The largest change, or at least the one that I have most noticed, is this: almost everything I do has ephemeral results. Sweep the floor, and 30 seconds later a kid spills sugar all over it. Wash the dishes, then cook a meal, and lo, the dishes all need to be washed again. You could argue, and I do, that the whole process is producing a long term result in the form of well-fed children who are in turn gradually evolving into older children presumably well educated and finally, one hopes, into well adjusted, interesting, adults.
This is a bit hard to see from here in the trenches. From here, it looks like I do the same tasks over and over to no permanent effect. Sometimes this is, uh, a bit of an emotional challenge.
Well, so it goes, right?
Indeed, for essentially the entirety of human history, everything any human did had this exact character. Dig roots, gather grubs, cook and eat them. Repeat. Eventually, recently, we invented agriculture, so you could plow a field and it would stay plowed until stuff began to grow but even then almost all the labor was the kind of thing I do all day.
Only in the most recent times have we come to the idea that normal people ought to be able to do things which last, to make marks on the world which are not erased by the incoming tide. The universality of this notion even in the west, the idea that we even ought to be able to make such marks, is, what, 100 years old? If that? In much of the world it’s still nothing like universal. There is no place in the world where the ability to make semi-permanent marks (like, say, blog posts) isn't at least a little of a privilege. I dare say there are vast swathes of humanity for whom the idea is at best a distant dream, and maybe even undreamed of.

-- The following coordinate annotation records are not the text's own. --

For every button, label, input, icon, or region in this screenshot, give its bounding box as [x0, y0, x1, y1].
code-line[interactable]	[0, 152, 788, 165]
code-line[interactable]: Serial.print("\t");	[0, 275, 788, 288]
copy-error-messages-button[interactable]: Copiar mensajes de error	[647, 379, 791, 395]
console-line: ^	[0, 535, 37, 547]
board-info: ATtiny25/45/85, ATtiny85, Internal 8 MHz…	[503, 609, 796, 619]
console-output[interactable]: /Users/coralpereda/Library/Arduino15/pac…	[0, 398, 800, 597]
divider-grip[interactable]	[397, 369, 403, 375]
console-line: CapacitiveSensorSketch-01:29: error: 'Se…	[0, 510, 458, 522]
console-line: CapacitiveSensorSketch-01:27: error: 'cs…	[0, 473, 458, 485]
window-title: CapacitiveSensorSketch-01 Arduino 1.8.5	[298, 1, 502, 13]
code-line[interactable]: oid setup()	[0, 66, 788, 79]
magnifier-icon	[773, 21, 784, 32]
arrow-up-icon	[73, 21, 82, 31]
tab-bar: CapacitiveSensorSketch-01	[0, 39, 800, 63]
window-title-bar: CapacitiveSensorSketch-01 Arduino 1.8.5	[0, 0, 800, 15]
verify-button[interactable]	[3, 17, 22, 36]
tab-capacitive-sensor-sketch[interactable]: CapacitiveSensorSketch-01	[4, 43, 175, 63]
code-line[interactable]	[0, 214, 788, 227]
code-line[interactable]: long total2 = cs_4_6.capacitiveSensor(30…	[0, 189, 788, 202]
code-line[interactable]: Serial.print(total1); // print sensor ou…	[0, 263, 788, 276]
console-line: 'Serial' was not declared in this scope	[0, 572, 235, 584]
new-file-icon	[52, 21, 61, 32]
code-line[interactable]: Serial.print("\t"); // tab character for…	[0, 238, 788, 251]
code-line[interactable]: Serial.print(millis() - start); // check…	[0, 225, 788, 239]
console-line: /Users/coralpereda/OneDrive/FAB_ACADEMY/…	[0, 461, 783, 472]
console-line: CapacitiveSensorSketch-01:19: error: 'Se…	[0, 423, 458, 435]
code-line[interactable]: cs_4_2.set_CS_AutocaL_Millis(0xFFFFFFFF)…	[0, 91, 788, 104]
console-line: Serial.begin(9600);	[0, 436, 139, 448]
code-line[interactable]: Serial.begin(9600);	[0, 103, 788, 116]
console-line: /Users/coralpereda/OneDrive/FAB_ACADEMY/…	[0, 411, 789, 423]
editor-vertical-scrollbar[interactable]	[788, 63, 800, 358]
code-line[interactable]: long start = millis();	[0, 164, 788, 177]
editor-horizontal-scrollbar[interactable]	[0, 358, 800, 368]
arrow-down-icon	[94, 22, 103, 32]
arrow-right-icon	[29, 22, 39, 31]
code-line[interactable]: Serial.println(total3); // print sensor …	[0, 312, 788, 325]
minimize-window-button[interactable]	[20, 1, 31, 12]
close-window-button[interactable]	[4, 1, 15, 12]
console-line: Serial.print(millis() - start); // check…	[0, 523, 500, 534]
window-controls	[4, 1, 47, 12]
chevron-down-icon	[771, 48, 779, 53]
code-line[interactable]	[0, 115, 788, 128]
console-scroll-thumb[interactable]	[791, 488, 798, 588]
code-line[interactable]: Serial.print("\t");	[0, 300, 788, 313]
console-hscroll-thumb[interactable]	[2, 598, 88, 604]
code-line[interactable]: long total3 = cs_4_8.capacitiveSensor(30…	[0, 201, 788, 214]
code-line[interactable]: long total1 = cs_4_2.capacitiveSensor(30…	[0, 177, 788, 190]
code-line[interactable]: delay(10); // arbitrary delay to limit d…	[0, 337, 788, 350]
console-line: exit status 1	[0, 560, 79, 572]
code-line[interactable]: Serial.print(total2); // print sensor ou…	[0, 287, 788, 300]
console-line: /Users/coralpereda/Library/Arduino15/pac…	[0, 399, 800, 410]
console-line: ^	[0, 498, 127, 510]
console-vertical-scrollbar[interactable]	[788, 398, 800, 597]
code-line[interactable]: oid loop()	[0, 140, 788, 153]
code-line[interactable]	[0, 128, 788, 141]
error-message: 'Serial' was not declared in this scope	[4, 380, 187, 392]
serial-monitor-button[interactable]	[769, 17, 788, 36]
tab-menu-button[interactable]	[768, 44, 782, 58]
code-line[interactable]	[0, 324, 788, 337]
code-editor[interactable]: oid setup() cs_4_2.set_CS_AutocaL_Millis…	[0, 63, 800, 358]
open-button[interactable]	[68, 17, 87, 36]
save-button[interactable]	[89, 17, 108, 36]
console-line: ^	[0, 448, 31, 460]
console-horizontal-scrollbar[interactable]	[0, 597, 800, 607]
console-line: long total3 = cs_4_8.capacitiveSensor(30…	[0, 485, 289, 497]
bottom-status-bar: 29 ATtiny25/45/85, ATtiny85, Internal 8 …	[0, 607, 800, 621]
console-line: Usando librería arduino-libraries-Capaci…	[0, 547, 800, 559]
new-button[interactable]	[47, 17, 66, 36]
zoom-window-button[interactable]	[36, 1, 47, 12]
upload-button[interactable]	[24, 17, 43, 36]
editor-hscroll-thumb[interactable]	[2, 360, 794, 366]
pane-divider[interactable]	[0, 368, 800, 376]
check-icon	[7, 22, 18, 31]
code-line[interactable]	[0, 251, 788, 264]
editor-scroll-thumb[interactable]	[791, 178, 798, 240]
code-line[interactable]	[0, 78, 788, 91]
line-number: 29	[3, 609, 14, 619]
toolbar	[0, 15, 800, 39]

And yet, it seems to be an in-built human yearning. Someone was drawing stick figures of animals on cave walls a really long time ago. Probably someone who had a whole great whack of people gathering roots and doing the mundane daily work of feeding everyone so Thag could go draw animals.
After that we see cultures building pyramids, or as my father liked to observe, piles. Every culture builds pyramids, because all you need is rocks and slaves. Something urged the warlords of everywhere to direct things to be piled on top of other things, which seems an odd choice considering the other more direct pleasures that could have been gotten with those same resources. Surely those same slaves could have been deployed giving backrubs, or incredible amounts of sex?
Backrubs and sex do not mark the world with anything like the permanence of a gigantic rock pile.
I feel it myself, and I think anyone reading here feels it too. That urge to make stuff, to make marks that last. In our case, mostly photographs. In my case, not enough photographs, and too many words.
My thoughts return to Michael Reichmann who made a bold play at some permanent mark, but didn't manage it. His web site remains, kinda, but it's not very interesting any more and anyways photography as something Everyone's In To is kind of petering out. His endowment and his book just kinda sank, and while the web site will no doubt putter along for a few more years, maybe even decades, it too will fade away. I sympathize, despite my distaste for the man.
Where am I going, here? Hell if I know. Partly I am just whining about the fact that so much of I do feels pointless and stupid on the bad days (not all days are bad days, I assure you). Partly I'm struggling with the fact that even the more permanent marks I make will pass away, probably much sooner than I imagine.
Is Buddhism just a set of ideas that boil down to "nothing you do will leave a mark, be happy anyways?"
I'm tryin' I'm tryin'! Settle down over there Guatama!